Contrarian: The Case for Optimism—and Why It’s Still Dangerous
The contrarian view is that these LOIs are a net positive for the decentralized compute ecosystem. Here’s the logic: if Anthropic is struggling to secure capacity, it validates the need for distributed, verifiable compute networks. I’ve been working on this since 2022 when I dove into ZK-proofs. The idea is simple: use blockchain to create a marketplace for compute, where AI models can be run on untrusted hardware and still be verified. Protocols like Akash, Render, and Golem are trying to do this, but they’ve lacked the anchor tenant—a major AI company that needs to offload capacity.
Anthropic’s LOIs could be the catalyst. If they oversubscribe and can’t build fast enough, they might turn to decentralized compute to fill the gaps. Imagine a scenario where Anthropic buys 10 LOIs and then leases the remaining 60 from a decentralized network of GPU providers. The economic incentive is clear: decentralized compute is cheaper, more flexible, and doesn’t require long-term commitments. For a company that’s burning cash, that’s a lifeline.
But here’s where the contrarian breaks down. The very nature of AI inference—especially for safety-critical applications like medical diagnosis or autonomous driving—requires SLAs that decentralized networks can’t yet guarantee. If a node goes offline during a surgery, the patient dies. Blockchain’s current scalability and latency constraints make it unsuitable for real-time inference at Anthropic’s scale. The LOIs are a bet on centralized reliability, not decentralized resilience.

Takeaway: The Fork in the Road
We are at a fork. Anthropic’s 70-80 LOIs represent the last gasp of the centralized infrastructure model for AI—the same model that gave us FTX, the same model that gave us the 2017 ICO frauds. The alternative is a trustless, verifiable compute layer that uses blockchain to ensure that every model inference is auditable, every parameter is immutable, and every user’s data is sovereign. I’ve been building toward that vision for a decade, from the Ethereum Foundation audit to the DeFi for Humans workshops to the Agents of Truth campaign.

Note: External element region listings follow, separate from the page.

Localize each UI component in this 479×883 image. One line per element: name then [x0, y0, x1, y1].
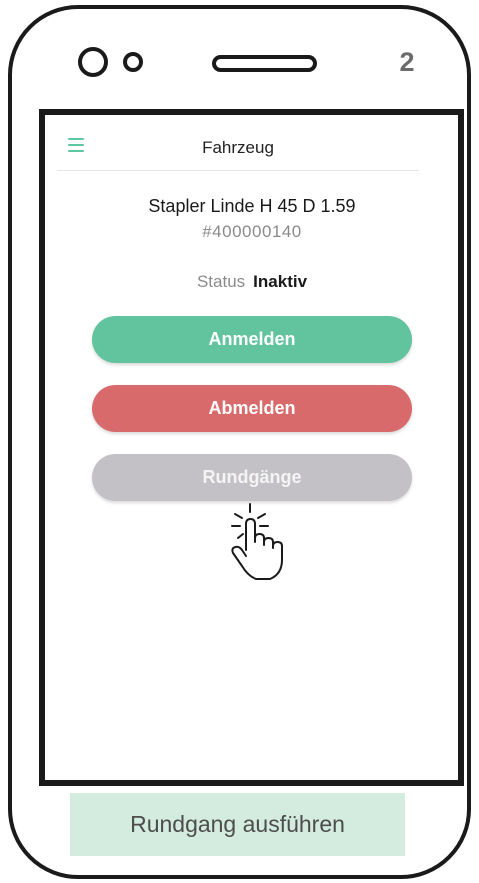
status-badge: Inaktiv	[253, 272, 308, 291]
vehicle-name: Stapler Linde H 45 D 1.59	[148, 196, 356, 216]
sensor-icon	[123, 52, 143, 72]
caption-banner: Rundgang ausführen	[70, 793, 405, 856]
tap-hand-icon	[231, 503, 283, 580]
rounds-button[interactable]: Rundgänge	[92, 454, 412, 501]
step-number: 2	[399, 47, 415, 77]
front-camera-icon	[78, 47, 108, 77]
login-button[interactable]: Anmelden	[92, 316, 412, 363]
app-header: Fahrzeug	[57, 130, 419, 171]
status-label: Status	[196, 272, 246, 291]
speaker-icon	[212, 55, 317, 72]
vehicle-id: #400000140	[202, 222, 302, 241]
logout-button[interactable]: Abmelden	[92, 385, 412, 432]
page-title: Fahrzeug	[202, 138, 274, 157]
status-row: Status Inaktiv	[60, 272, 444, 292]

The question is not whether Anthropic will build these data centers; they will. The question is whether the AI models they run will be accountable to the users they serve. Blockchain provides the only viable framework for that accountability. The next bull market won’t be about DeFi or NFTs; it will be about decentralized AI infrastructure. And the winners will be the ones who understand that compute is the new trust asset.
It’s not obvious to the casual observer, but the numbers we see today—70-80 LOIs, thousands of GPUs, billions of dollars—are the last chapter of the old story. The new story is being written in code, on-chain, one ZK-proof at a time. Based on my experience at the Ethereum Foundation, I know that the first mover advantage is real, but only if you build on decentralized foundations. The market is chopping now, but the signal is clear: position for the decentralized compute narrative. The signal is in the LOIs, but the noise is in the centralized execution. The math doesn’t lie, but the narrative does. I’ve seen this movie before. The ending is always the same: centralized systems fail, and decentralized ones rise. The only question is timing.